Outras idéias estão lutando para ir além do estágio piloto: um plano para identificar os jaywalkers em Chongqing já foi abandonado, enquanto os moradores responderam a portões de reconhecimento facial em alguns prédios de apartamentos em Chongqing e Pequim, abrindo as portas.
No entanto, o reconhecimento facial não está desaparecendo, e promete se tornar uma ferramenta poderosa para manter o controle da sociedade chinesa.
Até agora, a tecnologia não combina com a ambição: não é infalível.
“Haverá falsos positivos no futuro previsível”, disse Jim Dempsey, diretor executivo do Centro de Direito e Tecnologia da UC Berkeley. Isso levanta duas questões críticas, ele disse: O sistema de processo devido de um país protege as pessoas de serem falsamente condenadas com base na tecnologia de reconhecimento facial? E os falsos positivos são desproporcionalmente direcionados a certos grupos minoritários, como os muçulmanos chineses?
Na China, as empresas de tecnologia reivindicam índices de precisão muito maiores do que, por exemplo, o FBI, e provavelmente justificadamente, dizem os especialistas: afinal, eles conseguiram reunir um grande número de fotos de registros do governo para melhorar seus algoritmos. , sem quaisquer preocupações incômodas sobre privacidade.
Mais do que qualquer outra coisa, dizem os especialistas, as tecnologias de aprendizagem profunda precisam de grandes quantidades de dados para criar algoritmos precisos.

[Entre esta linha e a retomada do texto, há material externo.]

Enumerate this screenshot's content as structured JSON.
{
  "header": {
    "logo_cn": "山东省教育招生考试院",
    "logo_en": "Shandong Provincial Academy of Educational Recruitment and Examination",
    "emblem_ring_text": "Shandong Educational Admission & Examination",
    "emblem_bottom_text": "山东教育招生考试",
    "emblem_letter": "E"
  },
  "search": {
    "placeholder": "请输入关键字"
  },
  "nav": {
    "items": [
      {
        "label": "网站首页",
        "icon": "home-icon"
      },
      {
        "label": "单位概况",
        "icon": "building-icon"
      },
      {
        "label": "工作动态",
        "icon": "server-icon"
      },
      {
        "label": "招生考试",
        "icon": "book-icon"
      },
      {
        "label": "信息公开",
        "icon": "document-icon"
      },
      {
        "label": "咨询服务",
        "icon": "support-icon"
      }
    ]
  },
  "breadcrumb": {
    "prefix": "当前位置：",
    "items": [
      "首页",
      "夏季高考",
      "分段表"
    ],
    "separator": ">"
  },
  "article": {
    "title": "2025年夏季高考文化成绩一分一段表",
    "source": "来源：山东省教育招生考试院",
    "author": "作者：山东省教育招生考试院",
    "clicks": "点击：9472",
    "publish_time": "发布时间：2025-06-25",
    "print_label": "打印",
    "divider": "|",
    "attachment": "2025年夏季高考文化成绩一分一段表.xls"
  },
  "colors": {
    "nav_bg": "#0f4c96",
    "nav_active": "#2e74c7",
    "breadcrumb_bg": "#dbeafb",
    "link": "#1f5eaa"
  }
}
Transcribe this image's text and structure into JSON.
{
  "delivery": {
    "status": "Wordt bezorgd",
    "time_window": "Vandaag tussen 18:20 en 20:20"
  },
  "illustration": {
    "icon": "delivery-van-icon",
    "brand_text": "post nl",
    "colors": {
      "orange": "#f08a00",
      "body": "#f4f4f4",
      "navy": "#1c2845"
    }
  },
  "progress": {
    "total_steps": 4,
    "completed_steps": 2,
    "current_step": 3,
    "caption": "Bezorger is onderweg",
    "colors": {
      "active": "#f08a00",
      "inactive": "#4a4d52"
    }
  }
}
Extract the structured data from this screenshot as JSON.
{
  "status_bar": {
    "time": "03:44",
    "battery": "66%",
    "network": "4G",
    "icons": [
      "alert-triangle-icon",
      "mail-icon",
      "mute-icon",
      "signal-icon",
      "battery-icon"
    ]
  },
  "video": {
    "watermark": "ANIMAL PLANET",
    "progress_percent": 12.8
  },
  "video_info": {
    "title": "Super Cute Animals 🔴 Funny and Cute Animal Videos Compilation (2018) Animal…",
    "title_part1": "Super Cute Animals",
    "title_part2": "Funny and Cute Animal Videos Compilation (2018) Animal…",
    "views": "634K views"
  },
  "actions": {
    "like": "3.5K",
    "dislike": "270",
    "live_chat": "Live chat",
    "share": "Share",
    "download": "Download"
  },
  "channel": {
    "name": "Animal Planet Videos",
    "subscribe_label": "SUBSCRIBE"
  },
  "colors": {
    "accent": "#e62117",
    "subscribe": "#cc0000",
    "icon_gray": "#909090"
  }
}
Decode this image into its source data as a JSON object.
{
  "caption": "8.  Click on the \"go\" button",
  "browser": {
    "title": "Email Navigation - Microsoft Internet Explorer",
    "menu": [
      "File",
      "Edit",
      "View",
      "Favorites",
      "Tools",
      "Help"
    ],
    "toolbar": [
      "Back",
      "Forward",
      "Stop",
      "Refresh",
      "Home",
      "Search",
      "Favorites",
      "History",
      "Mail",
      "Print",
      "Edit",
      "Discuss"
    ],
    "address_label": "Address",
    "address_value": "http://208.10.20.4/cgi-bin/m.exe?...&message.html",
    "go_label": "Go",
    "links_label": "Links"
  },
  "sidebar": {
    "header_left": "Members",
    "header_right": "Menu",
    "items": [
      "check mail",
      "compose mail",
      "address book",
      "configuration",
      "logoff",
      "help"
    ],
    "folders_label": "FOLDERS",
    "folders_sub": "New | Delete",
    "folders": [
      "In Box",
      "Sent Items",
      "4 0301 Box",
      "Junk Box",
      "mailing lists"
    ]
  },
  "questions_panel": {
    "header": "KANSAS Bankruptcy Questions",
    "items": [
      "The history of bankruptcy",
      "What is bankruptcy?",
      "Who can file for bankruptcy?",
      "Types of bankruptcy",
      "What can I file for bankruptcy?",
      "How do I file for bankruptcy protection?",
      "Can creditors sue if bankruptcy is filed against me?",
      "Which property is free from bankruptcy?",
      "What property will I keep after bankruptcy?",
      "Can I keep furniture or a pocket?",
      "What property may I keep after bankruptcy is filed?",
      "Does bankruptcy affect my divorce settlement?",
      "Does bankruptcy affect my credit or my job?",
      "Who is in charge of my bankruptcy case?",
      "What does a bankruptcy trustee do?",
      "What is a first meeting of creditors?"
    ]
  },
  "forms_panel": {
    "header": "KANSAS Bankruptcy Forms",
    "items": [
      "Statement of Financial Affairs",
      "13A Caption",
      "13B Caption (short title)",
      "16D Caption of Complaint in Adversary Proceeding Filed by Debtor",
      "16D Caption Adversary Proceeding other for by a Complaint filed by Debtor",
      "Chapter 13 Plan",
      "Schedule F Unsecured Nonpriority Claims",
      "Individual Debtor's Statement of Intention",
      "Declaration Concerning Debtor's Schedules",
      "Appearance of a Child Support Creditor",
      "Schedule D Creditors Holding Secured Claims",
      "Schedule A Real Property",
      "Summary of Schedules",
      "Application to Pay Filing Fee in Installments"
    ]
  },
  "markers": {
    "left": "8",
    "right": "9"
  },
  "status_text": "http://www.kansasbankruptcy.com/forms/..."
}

A China tem mais dados do que em qualquer outro lugar do mundo e menos restrições sobre a mineração de seus cidadãos.
“Agora somos puramente orientados por dados”, disse Xu Li, CEO da SenseTime. “É mais fácil na China coletar dados de treinamento suficientes. Se quisermos fazer novas inovações, a China terá vantagens na coleta de dados de maneira legal. ”
A tecnologia inteligente apoiada pela inteligência artificial será uma ferramenta para auxiliar as forças policiais do futuro. A gigante chinesa de TI e telecomunicações Huawei afirma que sua tecnologia Safe Cities já ajudou o Quênia a reduzir as taxas de criminalidade urbana .
Mas quem é um criminoso? Na China, documentos do projeto Police Cloud descobertos pela Human Rights Watch listam “ peticionários ” – pessoas que reclamam ao governo sobre as injustiças percebidas – como potenciais alvos de vigilância, junto com qualquer um que “mina a estabilidade” ou tenha “pensamentos extremos”. Outros documentos citam membros de minorias étnicas, especificamente uigures muçulmanos de Xinjiang, como sujeitos de escrutínio.

Multidões andam em uma passagem para pedestres em Pequim, perto da Praça Tiananmen, que é monitorada por três câmeras de vigilância.
Maya Wang, pesquisadora da Human Rights Watch, disse que o que distingue a China é “uma completa falta de proteção efetiva à privacidade”, combinado com um sistema que é explicitamente projetado para visar indivíduos vistos como “politicamente ameaçadores”.
“Em outros países, muitas vezes nos preocupamos com o uso de big data para aprofundar o viés de policiamento existente – por exemplo, visando grupos historicamente desfavorecidos como afro-americanos no contexto dos EUA – mas para os sistemas chineses, o direcionamento de pessoas de determinada etnia é uma função fundamental do sistema ”, acrescentou.
Na maioria muçulmana de Xinjiang, onde uma série de incidentes violentos tem sido atribuída a separatistas ou radicais islâmicos, câmeras de reconhecimento facial tornaram-se onipresentes em bloqueios de estradas, fora de postos de gasolina, aeroportos, estações ferroviárias e rodoviárias e em complexos e entradas residenciais e universitárias. para os bairros muçulmanos, dizem especialistas. A coleta de DNA e a varredura da íris adicionam camadas extras de sofisticação.
Créditos: História de Simon Denyer . Fotos de Gilles Sabrié. Vídeo de Joyce Lee . Gráficos de Chris Alcantara . Projetado por Madalyne Bird .
Matéria publicada no The Washington Post.